Re: [PATCH v3 7/7] locking/rtmutex: Acquire the hb lock via trylock after wait-proxylock.
From: Jiri Slaby
Date: Mon Jan 15 2024 - 07:54:45 EST
On 15. 01. 24, 12:52, Jiri Slaby wrote:
On 15. 01. 24, 12:40, Jiri Slaby wrote:
On 15. 09. 23, 17:19, Peter Zijlstra wrote:
On Fri, Sep 15, 2023 at 02:58:35PM +0200, Thomas Gleixner wrote:
I spent quite some time to convince myself that this is correct. I was
not able to poke a hole into it. So that really should be safe to
do. Famous last words ...
IKR :-/
Something like so then...
---
Subject: futex/pi: Fix recursive rt_mutex waiter state
So this breaks some random test in APR:
From
https://build.opensuse.org/package/live_build_log/openSUSE:Factory:Staging:G/apr/standard/x86_64:
testprocmutex : Line 122: child did not terminate with success
The child in fact terminates on
https://github.com/apache/apr/blob/trunk/test/testprocmutex.c#L93:
while ((rv = apr_proc_mutex_timedlock(proc_lock, 1))) {
if (!APR_STATUS_IS_TIMEUP(rv))
exit(1); <----- here
The test creates 6 children and does some
pthread_mutex_timedlock/unlock() repeatedly (200 times) in parallel
while sleeping 1 us inside the lock. The timeout is 1 us above. And
the test expects all them to fail (to time out). But the time out does
not always happen in 6.7 (it's racy, so the failure is semi-random:
like 1 of 1000 attempts is bad).
This is not precise as I misinterpreted. The test is: either it succeeds
or times out.
But since the commit, futex() yields 22/EINVAL, i.e. fails.

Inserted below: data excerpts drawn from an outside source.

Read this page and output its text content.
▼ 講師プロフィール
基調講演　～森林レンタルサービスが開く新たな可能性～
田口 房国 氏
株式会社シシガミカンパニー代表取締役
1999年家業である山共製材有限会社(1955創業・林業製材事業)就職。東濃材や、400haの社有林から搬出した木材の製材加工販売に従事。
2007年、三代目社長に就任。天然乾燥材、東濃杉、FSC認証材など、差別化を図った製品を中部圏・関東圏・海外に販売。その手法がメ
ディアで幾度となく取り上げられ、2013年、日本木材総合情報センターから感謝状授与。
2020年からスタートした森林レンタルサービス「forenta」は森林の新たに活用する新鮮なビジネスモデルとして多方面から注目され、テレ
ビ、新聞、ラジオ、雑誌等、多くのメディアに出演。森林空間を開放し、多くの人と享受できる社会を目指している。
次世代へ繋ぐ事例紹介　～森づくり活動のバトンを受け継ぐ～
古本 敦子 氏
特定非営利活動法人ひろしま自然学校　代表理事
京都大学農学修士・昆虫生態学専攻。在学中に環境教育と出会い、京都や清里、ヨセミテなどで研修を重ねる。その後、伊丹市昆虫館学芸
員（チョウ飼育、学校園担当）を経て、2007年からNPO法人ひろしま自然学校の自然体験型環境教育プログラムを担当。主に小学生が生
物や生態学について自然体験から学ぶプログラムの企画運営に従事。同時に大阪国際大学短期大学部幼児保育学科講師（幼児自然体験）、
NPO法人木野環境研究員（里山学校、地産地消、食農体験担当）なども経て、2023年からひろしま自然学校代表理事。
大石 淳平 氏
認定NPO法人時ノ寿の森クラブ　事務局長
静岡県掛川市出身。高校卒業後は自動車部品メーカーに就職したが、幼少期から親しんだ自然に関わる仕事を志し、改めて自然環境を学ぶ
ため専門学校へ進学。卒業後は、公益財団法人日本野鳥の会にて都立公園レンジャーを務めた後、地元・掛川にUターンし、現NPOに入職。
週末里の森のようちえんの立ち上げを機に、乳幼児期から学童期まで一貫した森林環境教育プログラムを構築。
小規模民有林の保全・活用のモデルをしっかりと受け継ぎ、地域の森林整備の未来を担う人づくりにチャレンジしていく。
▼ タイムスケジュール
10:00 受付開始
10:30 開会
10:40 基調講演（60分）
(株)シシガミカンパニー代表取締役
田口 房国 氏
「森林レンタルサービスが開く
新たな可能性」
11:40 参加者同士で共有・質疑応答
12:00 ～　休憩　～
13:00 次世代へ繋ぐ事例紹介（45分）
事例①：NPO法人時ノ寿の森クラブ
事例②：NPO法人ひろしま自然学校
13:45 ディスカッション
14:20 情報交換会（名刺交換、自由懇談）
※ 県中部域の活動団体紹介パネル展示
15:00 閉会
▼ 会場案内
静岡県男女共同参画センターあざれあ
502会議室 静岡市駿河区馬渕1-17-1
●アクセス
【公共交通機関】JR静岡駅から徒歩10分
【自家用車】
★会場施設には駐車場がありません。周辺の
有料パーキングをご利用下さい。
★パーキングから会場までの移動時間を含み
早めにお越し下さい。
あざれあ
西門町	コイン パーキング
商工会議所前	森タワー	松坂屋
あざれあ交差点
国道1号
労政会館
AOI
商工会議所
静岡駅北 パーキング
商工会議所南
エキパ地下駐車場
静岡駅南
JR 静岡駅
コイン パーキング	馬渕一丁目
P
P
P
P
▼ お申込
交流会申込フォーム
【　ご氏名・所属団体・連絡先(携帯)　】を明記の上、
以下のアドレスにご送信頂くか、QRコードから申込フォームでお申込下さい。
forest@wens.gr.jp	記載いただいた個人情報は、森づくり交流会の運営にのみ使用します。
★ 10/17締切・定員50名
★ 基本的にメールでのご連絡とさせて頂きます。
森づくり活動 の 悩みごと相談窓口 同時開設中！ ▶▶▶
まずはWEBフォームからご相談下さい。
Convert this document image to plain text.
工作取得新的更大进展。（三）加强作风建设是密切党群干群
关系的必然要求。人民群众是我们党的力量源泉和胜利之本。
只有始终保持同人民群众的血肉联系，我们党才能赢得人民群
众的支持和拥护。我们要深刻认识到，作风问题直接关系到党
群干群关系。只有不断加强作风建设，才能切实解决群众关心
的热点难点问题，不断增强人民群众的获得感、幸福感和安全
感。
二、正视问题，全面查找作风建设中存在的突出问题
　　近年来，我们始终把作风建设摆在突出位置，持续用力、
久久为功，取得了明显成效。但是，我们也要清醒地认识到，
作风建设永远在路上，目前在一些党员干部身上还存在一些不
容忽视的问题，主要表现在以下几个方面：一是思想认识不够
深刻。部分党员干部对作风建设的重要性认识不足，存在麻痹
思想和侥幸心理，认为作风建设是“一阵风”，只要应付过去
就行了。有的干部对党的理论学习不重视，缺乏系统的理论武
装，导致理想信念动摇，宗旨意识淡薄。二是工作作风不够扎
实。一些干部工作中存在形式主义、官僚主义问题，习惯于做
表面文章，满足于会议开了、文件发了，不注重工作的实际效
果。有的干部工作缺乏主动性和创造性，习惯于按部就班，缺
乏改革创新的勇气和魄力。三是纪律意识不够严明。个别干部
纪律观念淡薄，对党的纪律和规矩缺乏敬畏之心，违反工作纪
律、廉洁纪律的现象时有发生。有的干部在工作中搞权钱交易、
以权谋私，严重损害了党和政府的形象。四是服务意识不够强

A simplified reproducer attached (in particular, no APR anymore). Build
with -pthread, obviously. If you see
BADx rv=22
that's bad.
regards,
--
js
suse labs
#include <errno.h>
#include <pthread.h>
#include <stdio.h>
#include <stdlib.h>
#include <unistd.h>
#include <sys/mman.h>
#include <sys/time.h>
#include <sys/wait.h>
#define MAX_WAIT_USEC (1000*1000)
#define CHILDREN 16
#define MAX_ITER 200
#define NS_PER_S 1000000000
static pthread_mutex_t *proc_lock;
static void child()
{
int rv, i = 0;
do {
int wait_usec = 0;
struct timespec abstime;
clock_gettime(CLOCK_REALTIME, &abstime);
abstime.tv_nsec += 1000;
if (abstime.tv_nsec >= NS_PER_S) {
abstime.tv_sec++;
abstime.tv_nsec -= NS_PER_S;
}
while ((rv = pthread_mutex_timedlock(proc_lock, &abstime))) {
if (rv != ETIMEDOUT) {
fprintf(stderr, "BADx rv=%d\n", rv);
abort();
}
if (++wait_usec >= MAX_WAIT_USEC)
abort();
}
//fprintf(stderr, "[%d] rv=%d\n", getpid(), rv);
i++;
usleep(1);
if (pthread_mutex_unlock(proc_lock))
abort();
} while (i < MAX_ITER);
exit(0);
}
int main(int argc, char **argv)
{
proc_lock = mmap(NULL, sizeof(*proc_lock),
PROT_READ | PROT_WRITE, MAP_ANONYMOUS | MAP_SHARED,
-1, 0);
pthread_mutexattr_t mattr;
pthread_mutexattr_init(&mattr);
pthread_mutexattr_setpshared(&mattr, PTHREAD_PROCESS_SHARED);
pthread_mutexattr_setrobust(&mattr, PTHREAD_MUTEX_ROBUST);
pthread_mutexattr_setprotocol(&mattr, PTHREAD_PRIO_INHERIT);
pthread_mutex_init(proc_lock, &mattr);
pthread_mutexattr_destroy(&mattr);
for (unsigned a = 0; a < CHILDREN; a++)
if (!fork())
child();
for (unsigned a = 0; a < CHILDREN; a++)
wait(NULL);
pthread_mutex_destroy(proc_lock);
return 0;
}